JAKARTA - Toyota Kijang Innova merupakan salah satu mobil keluarga terlaris. Namun, ada hal yang dikeluhkan dari mobil multipurpose vehicle (MPV) jika sudah lama dipakai. Setidaknya, ada 5 penyakit mesin Innova yang sering terjadi.
Sebenarnya Innova dikenal sebagai mobil yang jarang bermasalah, baik yang bermesin bensin maupun diesel. Dengan mesin 2.0 liter 1TR-FE VVT-i dan pernah juga ada versi 2.7 liter 2TR-FE VVT-i, mesin Innova bensin dikenal memiliki durabilitas yang baik.
Namun, seiring pemakian lebih dari 5 tahun, mobil butuh perhatian ekstra. Khususnya pada bagian komponen-komponen slow moving yang mulai memasuki batas pemakaiannya.
Diketahui, mobil ini memiliki potensi penyakit pada mesin. Dari informasi yang dihimpun, Rabu (10/7/2024), berikut 5 penyakit mesin Innova yang sering terjadi.
1. Mesin Kehilangan Tenaga
Hal ini bisa terjadi lantaran filter bensin yang kotor. Ini biasanya disebabkan kualitas bensin yang dikonsumsi. Agar kualitasnya baik dan tak cepat sobek, upayakan membeli filter bensin yang orisinil. Itu karena filter yang “KW” rawan sobek, sehingga kotoran bisa masuk. Dampaknya, mesin bisa mati total. Sebaiknya, filter bensin diganti dan jangan hanya dibersihkan.
Filter bensin yang kotor bisa berakibat pada injektor. Dampaknya, pembakaran menjadi tidak sempurna dan tenaga hilang. Karena itu, injektor harus dibersihkan dengan cara di-tune up, dikalibrasi ulang, maupun dengan cara dibersihkan manual.
Selanjutnya, mesin kehilangan tenaga bisa juga lantaran throttle body kotor.

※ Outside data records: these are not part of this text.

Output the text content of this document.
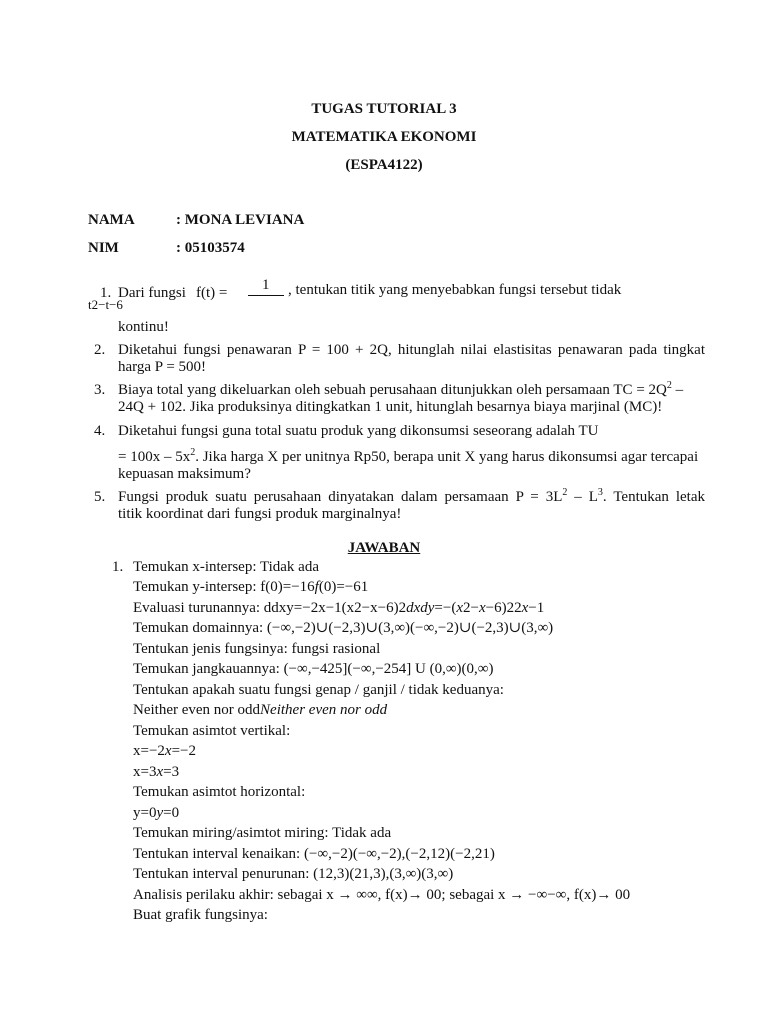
TUGAS TUTORIAL 3
MATEMATIKA EKONOMI
(ESPA4122)
NAMA	: MONA LEVIANA
NIM	: 05103574
1. Dari fungsi f(t) = 1 , tentukan titik yang menyebabkan fungsi tersebut tidak
t2−t−6
kontinu!
2. Diketahui fungsi penawaran P = 100 + 2Q, hitunglah nilai elastisitas penawaran pada tingkat
harga P = 500!
3. Biaya total yang dikeluarkan oleh sebuah perusahaan ditunjukkan oleh persamaan TC = $2Q^2$ –
24Q + 102. Jika produksinya ditingkatkan 1 unit, hitunglah besarnya biaya marjinal (MC)!
4. Diketahui fungsi guna total suatu produk yang dikonsumsi seseorang adalah TU
= $100x - 5x^2$. Jika harga X per unitnya Rp50, berapa unit X yang harus dikonsumsi agar tercapai
kepuasan maksimum?
5. Fungsi produk suatu perusahaan dinyatakan dalam persamaan $P = 3L^2 - L^3$. Tentukan letak
titik koordinat dari fungsi produk marginalnya!
JAWABAN
1. Temukan x-intersep: Tidak ada
Temukan y-intersep: f(0)=−16f(0)=−61
Evaluasi turunannya: ddxy=−2x−1(x2−x−6)2dxdy=−(x2−x−6)22x−1
Temukan domainnya: (−∞,−2)∪(−2,3)∪(3,∞)(−∞,−2)∪(−2,3)∪(3,∞)
Tentukan jenis fungsinya: fungsi rasional
Temukan jangkauannya: (−∞,−425](−∞,−254] U (0,∞)(0,∞)
Tentukan apakah suatu fungsi genap / ganjil / tidak keduanya:
Neither even nor oddNeither even nor odd
Temukan asimtot vertikal:
x=−2x=−2
x=3x=3
Temukan asimtot horizontal:
y=0y=0
Temukan miring/asimtot miring: Tidak ada
Tentukan interval kenaikan: (−∞,−2)(−∞,−2),(−2,12)(−2,21)
Tentukan interval penurunan: (12,3)(21,3),(3,∞)(3,∞)
Analisis perilaku akhir: sebagai x → ∞∞, f(x)→ 00; sebagai x → −∞−∞, f(x)→ 00
Buat grafik fungsinya:
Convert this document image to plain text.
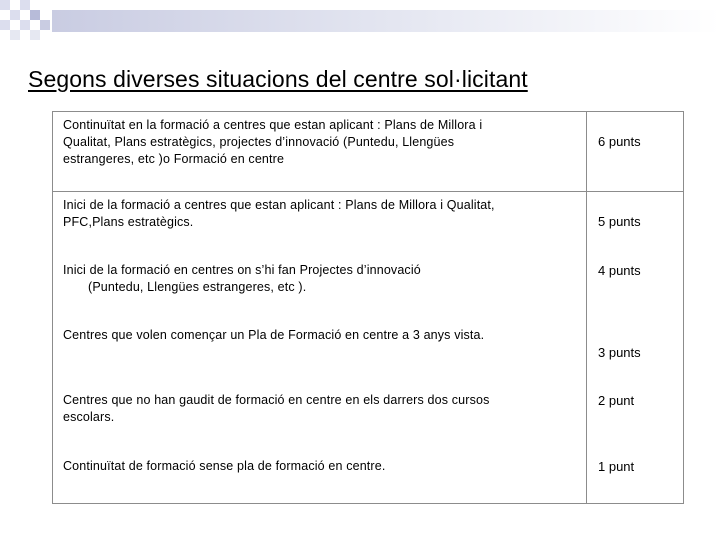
Segons diverses situacions del centre sol·licitant
Continuïtat en la formació a centres que estan aplicant : Plans de Millora i
Qualitat, Plans estratègics, projectes d’innovació (Puntedu, Llengües
estrangeres, etc )o Formació en centre
6 punts
Inici de la formació a centres que estan aplicant : Plans de Millora i Qualitat,
PFC,Plans estratègics.	5 punts
Inici de la formació en centres on s’hi fan Projectes d’innovació
(Puntedu, Llengües estrangeres, etc ).
4 punts
Centres que volen començar un Pla de Formació en centre a 3 anys vista.
3 punts
Centres que no han gaudit de formació en centre en els darrers dos cursos
escolars.
2 punt
Continuïtat de formació sense pla de formació en centre.	1 punt
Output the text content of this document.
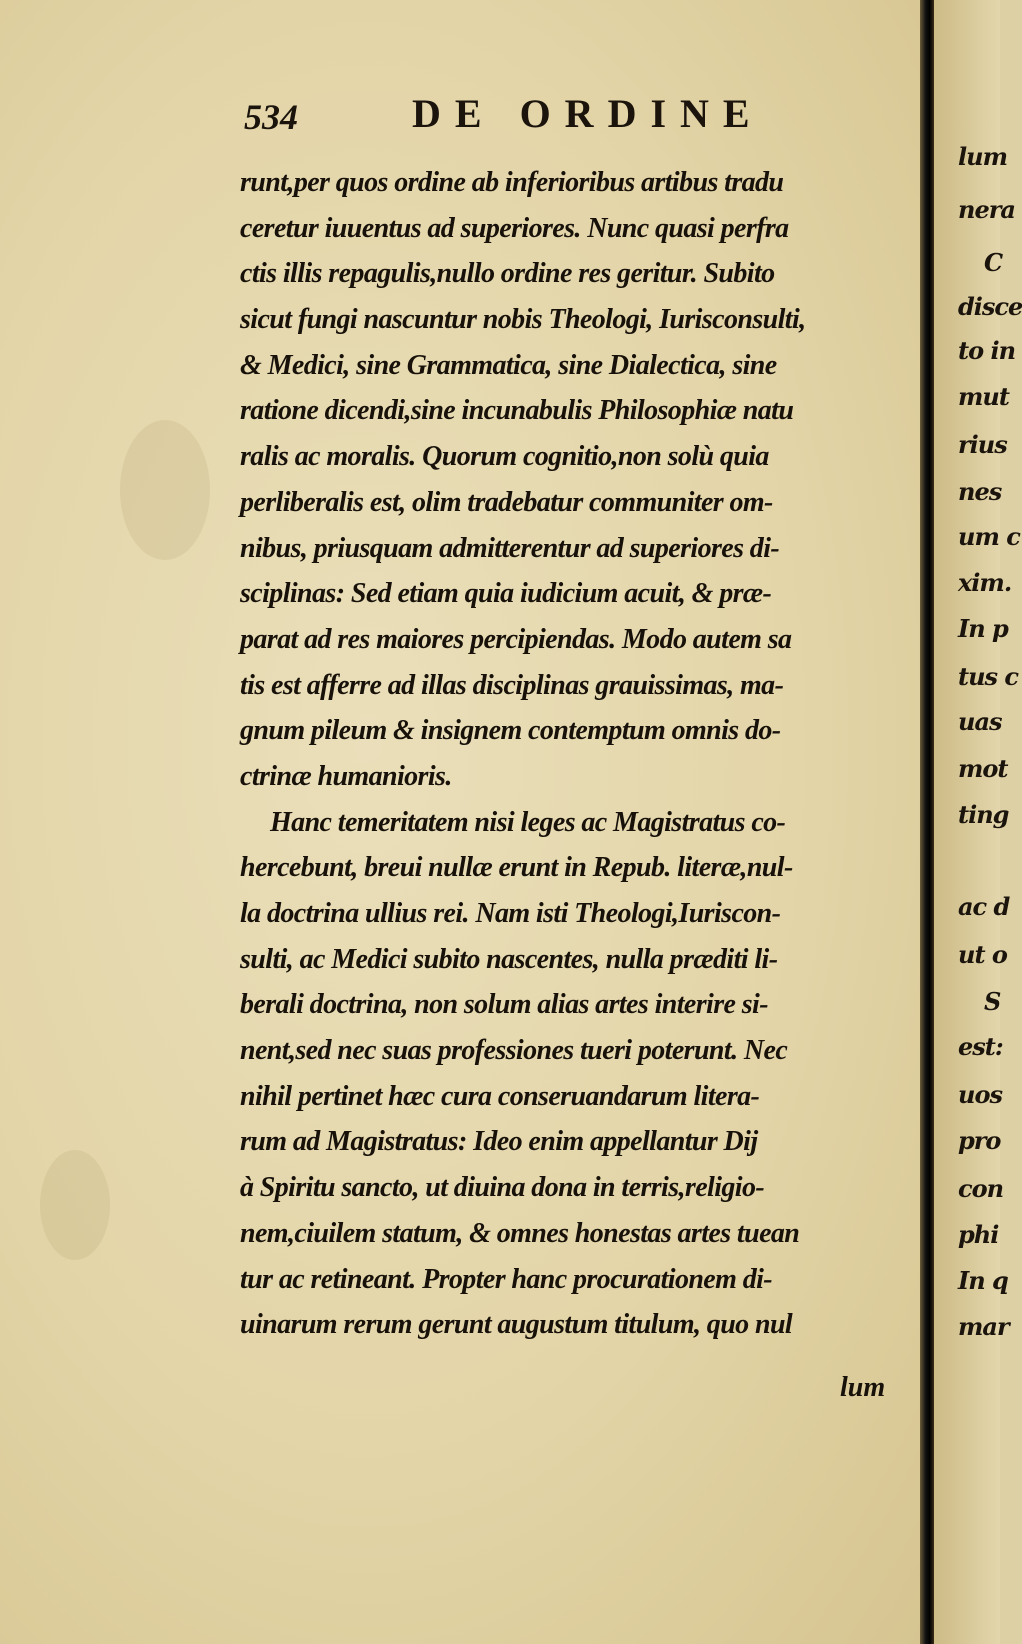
534	DE ORDINE
runt,per quos ordine ab inferioribus artibus tradu
ceretur iuuentus ad superiores. Nunc quasi perfra
ctis illis repagulis,nullo ordine res geritur. Subito
sicut fungi nascuntur nobis Theologi, Iurisconsulti,
& Medici, sine Grammatica, sine Dialectica, sine
ratione dicendi,sine incunabulis Philosophiæ natu
ralis ac moralis. Quorum cognitio,non solù quia
perliberalis est, olim tradebatur communiter om-
nibus, priusquam admitterentur ad superiores di-
sciplinas: Sed etiam quia iudicium acuit, & præ-
parat ad res maiores percipiendas. Modo autem sa
tis est afferre ad illas disciplinas grauissimas, ma-
gnum pileum & insignem contemptum omnis do-
ctrinæ humanioris.
Hanc temeritatem nisi leges ac Magistratus co-
hercebunt, breui nullæ erunt in Repub. literæ,nul-
la doctrina ullius rei. Nam isti Theologi,Iuriscon-
sulti, ac Medici subito nascentes, nulla præditi li-
berali doctrina, non solum alias artes interire si-
nent,sed nec suas professiones tueri poterunt. Nec
nihil pertinet hæc cura conseruandarum litera-
rum ad Magistratus: Ideo enim appellantur Dij
à Spiritu sancto, ut diuina dona in terris,religio-
nem,ciuilem statum, & omnes honestas artes tuean
tur ac retineant. Propter hanc procurationem di-
uinarum rerum gerunt augustum titulum, quo nul
lum
lum
nera
C
disce
to in
mut
rius
nes
um c
xim.
In p
tus c
uas
mot
ting
ac d
ut o
S
est:
uos
pro
con
phi
In q
mar
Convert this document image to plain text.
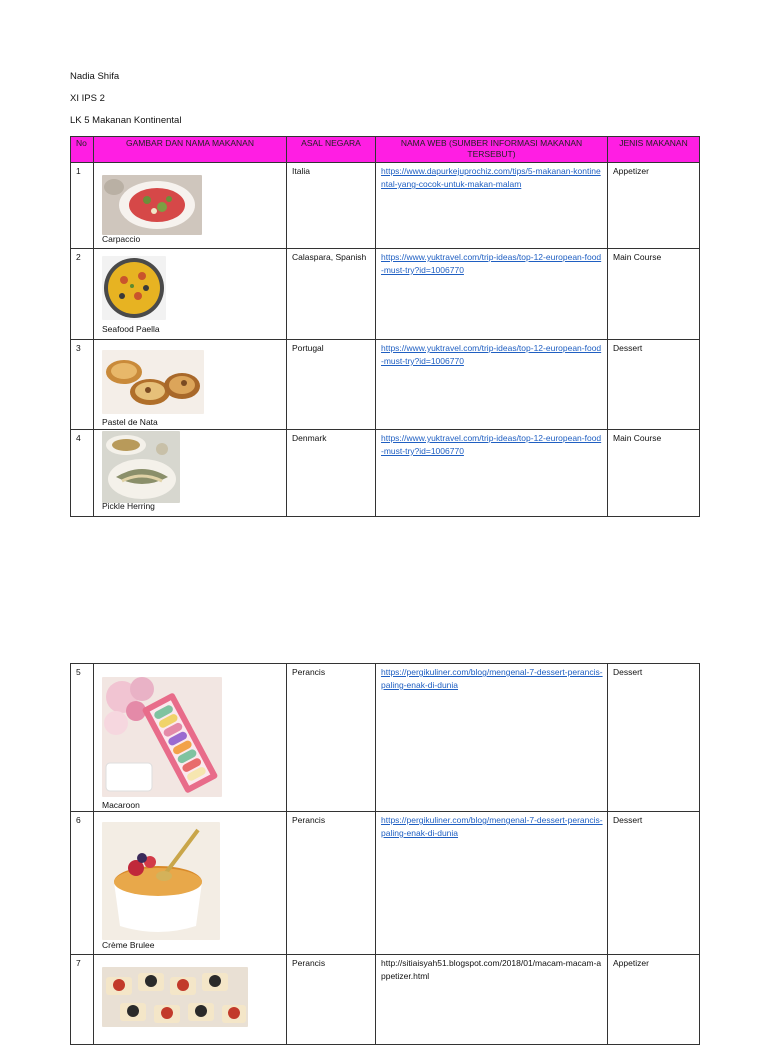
Nadia Shifa
XI IPS 2
LK 5 Makanan Kontinental
No	GAMBAR DAN NAMA MAKANAN	ASAL NEGARA	NAMA WEB (SUMBER INFORMASI MAKANAN TERSEBUT)	JENIS MAKANAN
1	Carpaccio	Italia	https://www.dapurkejuprochiz.com/tips/5-makanan-kontinental-yang-cocok-untuk-makan-malam	Appetizer
2	Seafood Paella	Calaspara, Spanish	https://www.yuktravel.com/trip-ideas/top-12-european-food-must-try?id=1006770	Main Course
3	Pastel de Nata	Portugal	https://www.yuktravel.com/trip-ideas/top-12-european-food-must-try?id=1006770	Dessert
4	Pickle Herring	Denmark	https://www.yuktravel.com/trip-ideas/top-12-european-food-must-try?id=1006770	Main Course
5	Macaroon	Perancis	https://pergikuliner.com/blog/mengenal-7-dessert-perancis-paling-enak-di-dunia	Dessert
6	Crème Brulee	Perancis	https://pergikuliner.com/blog/mengenal-7-dessert-perancis-paling-enak-di-dunia	Dessert
7		Perancis	http://sitiaisyah51.blogspot.com/2018/01/macam-macam-appetizer.html	Appetizer
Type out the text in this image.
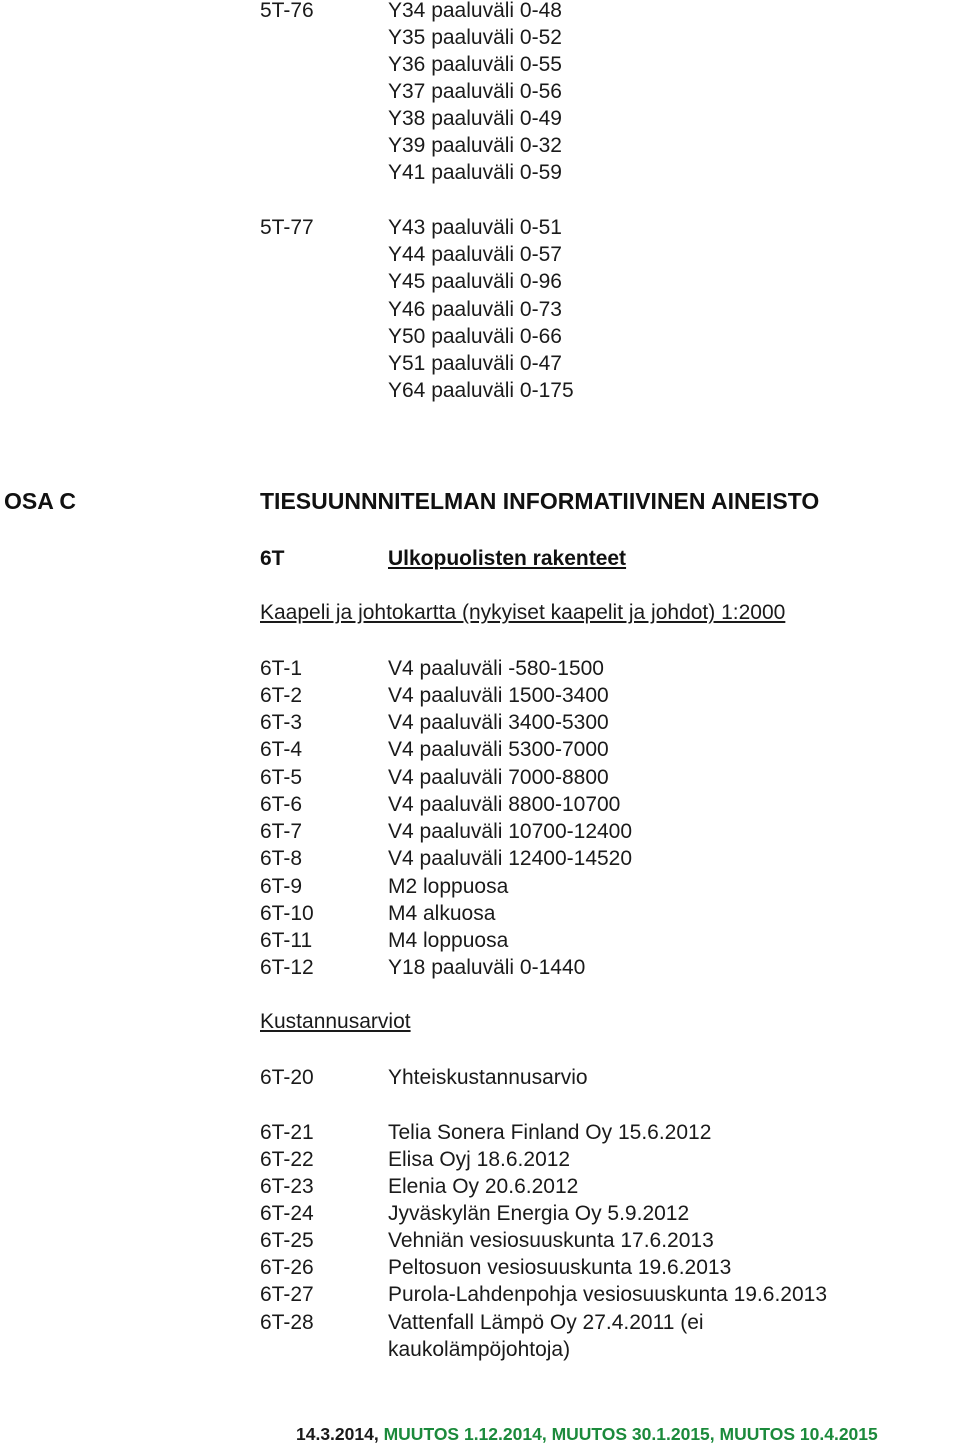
5T-76	Y34 paaluväli 0-48
Y35 paaluväli 0-52
Y36 paaluväli 0-55
Y37 paaluväli 0-56
Y38 paaluväli 0-49
Y39 paaluväli 0-32
Y41 paaluväli 0-59
5T-77	Y43 paaluväli 0-51
Y44 paaluväli 0-57
Y45 paaluväli 0-96
Y46 paaluväli 0-73
Y50 paaluväli 0-66
Y51 paaluväli 0-47
Y64 paaluväli 0-175
OSA C	TIESUUNNNITELMAN INFORMATIIVINEN AINEISTO
6T	Ulkopuolisten rakenteet
Kaapeli ja johtokartta (nykyiset kaapelit ja johdot) 1:2000
6T-1	V4 paaluväli -580-1500
6T-2	V4 paaluväli 1500-3400
6T-3	V4 paaluväli 3400-5300
6T-4	V4 paaluväli 5300-7000
6T-5	V4 paaluväli 7000-8800
6T-6	V4 paaluväli 8800-10700
6T-7	V4 paaluväli 10700-12400
6T-8	V4 paaluväli 12400-14520
6T-9	M2 loppuosa
6T-10	M4 alkuosa
6T-11	M4 loppuosa
6T-12	Y18 paaluväli 0-1440
Kustannusarviot
6T-20	Yhteiskustannusarvio
6T-21	Telia Sonera Finland Oy 15.6.2012
6T-22	Elisa Oyj 18.6.2012
6T-23	Elenia Oy 20.6.2012
6T-24	Jyväskylän Energia Oy 5.9.2012
6T-25	Vehniän vesiosuuskunta 17.6.2013
6T-26	Peltosuon vesiosuuskunta 19.6.2013
6T-27	Purola-Lahdenpohja vesiosuuskunta 19.6.2013
6T-28	Vattenfall Lämpö Oy 27.4.2011 (ei
kaukolämpöjohtoja)
14.3.2014, MUUTOS 1.12.2014, MUUTOS 30.1.2015, MUUTOS 10.4.2015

Akibatnya pembukaan throttle tidak besar dan udara jadi terbatas. Ini mengakibatkan pembakaran jadi tidak sempurna.
2. Mesin Cepat Panas
Mesin mobil cepat panas pada kendaraan yang berumur merupakan hal wajar. Namun, kondisi ini perlu diperhatikan. Hal tersebut agar mesin tidak terdampak. Suhu mesin yang panas akan menyebabkan mesin ngelitik dan AC kurang dingin.
Hal ini bisa disebabkan oleh radiator bermasalah. Ini terjadi lantaran pengisian cairannya yang tidak tepat. Contohnya, diisi air biasa, air AC, atau coolant palsu. Hal ini bisa mengakibatkan radiator mampet sehingga cairan tidak bisa lewat sempurna. Untuk mengatasinya, radiator harus dibersihkan.
Selain itu, jangan lupa cek viscous fan. Putaran kipas viscous fan yang mengikuti putaran mesin bisa bermasalah jika terlalu enteng atau berat. Untuk mengeceknya, cobalaj memutarnya dengan tangan saat mesin mati. Ini terjadi umumnya lantaran pelumas bermasalah.